During dinner with mutual friends at the Harvard Club, Matthew Dietel was seated next to Patty Scangas, and he immediately began a conversation about what they soon discovered to be shared passions: art, antiques and family. “We were so engrossed in one another, we seemed to completely forget that we were not alone,” says Patty. They remained as enamored throughout their courtship, and on Patty’s birthday, Matthew surprised her with the ultimate present: a marriage proposal staged at her home. Following the excitement, the couple joined Patty’s twin sister, Pam, and boyfriend, Greg, for a dual birthday and engagement celebration on a romantic dinner cruise around Boston Harbor.
Having each been married before in traditional style, Patty and Matthew were intent on creating a more personal experience for their nuptials. They always knew they wanted to marry privately, but given both are close to a wide circle of family and friends, it was also important they celebrate everything—and with everyone—meaningful to them. They succeeded in fulfilling all their wishes by holding two separate events: an intimate ceremony for two at the legendary Halekulani resort in Hawaii and three months later, a grand “celebration party” for about 100 guests in Boston, surrounded by the rich history of one of their favorite places, the Museum of Fine Arts.
As lovers of Asian antiquities, Patty and Matthew decided to tie elements of the Far East to both events. Flanked by exotic arrangements of purple orchids and white calla lilies, the bride and groom exchanged vows on the balcony of their suite with the stunning silhouette of Diamond Head in the distance. After a kiss, a glass of Champagne and a dance, the two enjoyed dinner at the French restaurant, La Mer, where the ease and simplicity of their decision to “elope” filled them with complete joy. “We were thrilled and laughed like young kids on a first date. We were so happy. It was unbelievable,” recalls Patty.

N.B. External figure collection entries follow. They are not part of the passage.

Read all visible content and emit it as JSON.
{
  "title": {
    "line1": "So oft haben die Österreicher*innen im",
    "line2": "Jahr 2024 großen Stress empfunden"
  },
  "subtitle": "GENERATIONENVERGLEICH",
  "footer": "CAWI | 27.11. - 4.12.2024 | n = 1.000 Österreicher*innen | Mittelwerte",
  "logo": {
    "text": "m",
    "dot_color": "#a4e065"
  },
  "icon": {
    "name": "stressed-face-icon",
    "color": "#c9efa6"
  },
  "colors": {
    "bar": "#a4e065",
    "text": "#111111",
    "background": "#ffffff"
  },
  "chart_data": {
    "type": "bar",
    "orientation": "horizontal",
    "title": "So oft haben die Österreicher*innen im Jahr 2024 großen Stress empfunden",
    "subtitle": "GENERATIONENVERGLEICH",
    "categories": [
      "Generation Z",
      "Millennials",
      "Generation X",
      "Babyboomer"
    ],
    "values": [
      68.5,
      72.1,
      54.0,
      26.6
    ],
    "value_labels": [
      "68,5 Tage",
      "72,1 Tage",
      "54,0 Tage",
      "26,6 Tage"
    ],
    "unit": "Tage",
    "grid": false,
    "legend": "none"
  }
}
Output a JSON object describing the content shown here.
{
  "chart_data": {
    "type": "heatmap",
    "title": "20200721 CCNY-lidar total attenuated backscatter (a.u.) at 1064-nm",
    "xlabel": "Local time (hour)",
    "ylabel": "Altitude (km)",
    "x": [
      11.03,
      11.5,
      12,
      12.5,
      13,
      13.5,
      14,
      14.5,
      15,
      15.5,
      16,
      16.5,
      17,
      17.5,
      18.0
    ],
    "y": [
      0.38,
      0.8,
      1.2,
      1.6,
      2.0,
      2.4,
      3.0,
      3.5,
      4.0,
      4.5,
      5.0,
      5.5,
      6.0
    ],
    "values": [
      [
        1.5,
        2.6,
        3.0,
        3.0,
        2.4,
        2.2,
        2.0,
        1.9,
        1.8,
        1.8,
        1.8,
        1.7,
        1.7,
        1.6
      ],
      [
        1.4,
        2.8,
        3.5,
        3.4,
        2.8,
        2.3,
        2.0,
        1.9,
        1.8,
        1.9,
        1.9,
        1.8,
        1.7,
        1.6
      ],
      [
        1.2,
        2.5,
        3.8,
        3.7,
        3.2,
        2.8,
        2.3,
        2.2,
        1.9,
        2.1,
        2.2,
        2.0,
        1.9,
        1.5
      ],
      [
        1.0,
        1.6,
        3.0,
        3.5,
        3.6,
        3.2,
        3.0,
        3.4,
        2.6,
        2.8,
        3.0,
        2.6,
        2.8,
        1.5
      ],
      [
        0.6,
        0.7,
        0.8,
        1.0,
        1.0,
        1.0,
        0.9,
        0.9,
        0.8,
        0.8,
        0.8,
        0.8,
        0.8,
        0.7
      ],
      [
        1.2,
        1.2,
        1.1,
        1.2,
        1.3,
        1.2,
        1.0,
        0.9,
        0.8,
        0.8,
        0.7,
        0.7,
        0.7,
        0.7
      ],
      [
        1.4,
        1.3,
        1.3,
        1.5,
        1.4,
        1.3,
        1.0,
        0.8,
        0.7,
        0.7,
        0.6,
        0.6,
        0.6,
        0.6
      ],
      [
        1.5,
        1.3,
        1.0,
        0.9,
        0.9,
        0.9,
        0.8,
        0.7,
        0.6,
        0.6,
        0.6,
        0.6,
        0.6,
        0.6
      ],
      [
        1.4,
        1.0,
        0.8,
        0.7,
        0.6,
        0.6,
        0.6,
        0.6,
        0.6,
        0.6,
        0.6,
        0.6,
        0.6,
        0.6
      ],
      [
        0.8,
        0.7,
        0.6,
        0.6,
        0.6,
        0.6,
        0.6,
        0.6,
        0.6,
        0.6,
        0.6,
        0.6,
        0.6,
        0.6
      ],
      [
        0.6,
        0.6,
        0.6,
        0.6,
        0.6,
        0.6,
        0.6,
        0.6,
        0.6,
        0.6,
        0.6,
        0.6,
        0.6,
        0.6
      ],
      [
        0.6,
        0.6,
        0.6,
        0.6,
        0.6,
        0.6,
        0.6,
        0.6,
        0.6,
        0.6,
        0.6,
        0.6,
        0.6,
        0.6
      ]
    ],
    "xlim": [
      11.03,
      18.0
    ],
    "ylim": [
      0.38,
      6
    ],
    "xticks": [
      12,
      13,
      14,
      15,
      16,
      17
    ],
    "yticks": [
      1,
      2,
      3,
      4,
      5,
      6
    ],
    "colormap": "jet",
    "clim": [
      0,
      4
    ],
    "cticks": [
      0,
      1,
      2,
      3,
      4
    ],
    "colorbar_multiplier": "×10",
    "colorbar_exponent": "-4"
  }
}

Once back in Boston, the newlyweds began preparing for an event that would be as much about celebrating the beauty of friends, family and art as their marriage. As guests ascended the staircase to the museum’s Upper Rotunda, two pedestals topped with large Asian-inspired arrangements of fuchsia peonies, orchids and towering branches greeted them for cocktails. Single orchid stems in tall, narrow vessels were placed in a linear pattern along the seating card and cocktail tables, and a Japanese pagoda ice sculpture served as the station for the raw bar. Dinner and dancing were held in the Koch Gallery within walls hung with one inspiring painting after another. As Patty remembers, “It was like going back in time, as we sat having dinner surrounded by the work of the great Old Masters.” To complement the stimulating backdrop, each table was decorated with white linens and a trio of tall white phalaenopsis orchid plants intertwined with curly willow branches in low square vases. Tiny lights suspended in leaf-lined glass cylinders accented the grouped centerpieces.
At every place setting, a gold-plated fortune cookie filled with gold Jordan almonds and a personalized fortune in gold ink was meant for each guest. Supperclub-themed cards announced the four-course dinner menu—including elegant touches like an intermezzo of Champagne ice with fresh currants and an indulgent cheese course. While Patty and Matthew shared a two-tiered buttercream cake decorated with fresh roses in Hawaii, they chose to serve individual chocolate “celebration cakes” at the party in Boston.
And because Patty comes from a sizeable, tight-knit Greek family, Greek music and dancing were also part of the festivities. But the highlight of her evening was dancing with Matthew to the dynamic music of the swing band, which filled the Great Hall from end to end. “Matthew is a bit shy about dancing in front of people,” admits Patty. “And it was so sweet when he asked me to dance in front of everyone. It was so romantic.”
With every aspect of the magical Hawaiian ceremony and chic Boston affair speaking to their deepest passions about life and love, Patty and Matthew’s hopes for their distinctive wedding were realized. “When we visit the museum, which we often do, we are taken back to the most memorable party—the special celebration of our marriage— we’ve ever had. We smile and feel so happy to be together,” beams Patty, adding “And we tell each other we are going to have a party here again.” An anniversary party, perhaps?